Fuck Russia from here to hell.
Ripped at Nighttime
The weighted blanket is nice but it’s a bit of a strange experience to drag it off me and then back on every time I get up at night to go to the bathroom. I’m developing some serious biceps here as a result of these regular nighttime workouts.
Puffy Charisma
The same people who overreacted to Trump (both positively and negatively) are now overreacting to Elon Musk (also both positively and negatively). Seeing or hearing the name of their idol in absolutely any context lights them up like a Christmas tree. It’s curious that it’s always puffy men with weird hair and incoherent speech patterns that have this effect on the masses.
Famous
Grandma is staying with us for the holidays. In the evenings, she sits in a corner, calls her friends, and regaled them with a running commentary on our lives. It’s like living in a reality TV show. I feel famous.
British Fantasies
Back in September, the Russian media informed their readers and viewers that the British were so impoverished they couldn’t afford shampoo, toilet paper and soap.
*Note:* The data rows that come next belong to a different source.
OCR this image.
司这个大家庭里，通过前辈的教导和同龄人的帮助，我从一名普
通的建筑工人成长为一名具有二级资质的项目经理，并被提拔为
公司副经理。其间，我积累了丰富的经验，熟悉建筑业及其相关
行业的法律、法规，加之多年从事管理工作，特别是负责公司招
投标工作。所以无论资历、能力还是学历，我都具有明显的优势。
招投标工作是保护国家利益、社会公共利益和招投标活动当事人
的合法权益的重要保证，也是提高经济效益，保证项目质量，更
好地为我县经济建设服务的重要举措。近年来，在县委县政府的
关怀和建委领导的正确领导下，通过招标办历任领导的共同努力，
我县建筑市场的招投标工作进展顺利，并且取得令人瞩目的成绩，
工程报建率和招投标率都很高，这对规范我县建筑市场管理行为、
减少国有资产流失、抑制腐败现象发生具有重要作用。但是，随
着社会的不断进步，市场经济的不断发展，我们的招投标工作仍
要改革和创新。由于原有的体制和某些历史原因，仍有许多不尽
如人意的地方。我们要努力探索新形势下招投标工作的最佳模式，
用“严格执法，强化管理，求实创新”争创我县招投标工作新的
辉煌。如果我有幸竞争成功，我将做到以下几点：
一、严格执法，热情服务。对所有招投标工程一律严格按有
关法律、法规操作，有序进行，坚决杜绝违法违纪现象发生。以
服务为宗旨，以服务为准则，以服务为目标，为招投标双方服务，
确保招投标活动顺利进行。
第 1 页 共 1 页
About a month ago, the Russian media informed their readers and viewers that the British had cut down all the trees in their parks to use as firewood.
Today, the Russian media informed their readers and viewers that the British are starving and are reduced to eating the leftovers of dog and cat food that their pets haven’t finished.
What’s the next step in this logical progression? Will the imaginary Brits eat their pets? Storm the Buckingham Palace to conduct a socialist revolution? Ask to be annexed by the prosperous Russia? I can’t wait to find out.
Belief in Authority
The older faculty members are, the likelier they are to resist the neoliberal measures of our administrators. The younger they are, the more wide-eyed enthusiasm they have for these measures. I probed, and it looks like they aren’t necessarily guided by any particular love for budget cuts, firings, and worsened working conditions. Rather, it’s the need to believe that authority is always right that inspires them. I’m hoping it’s age-related and not generational.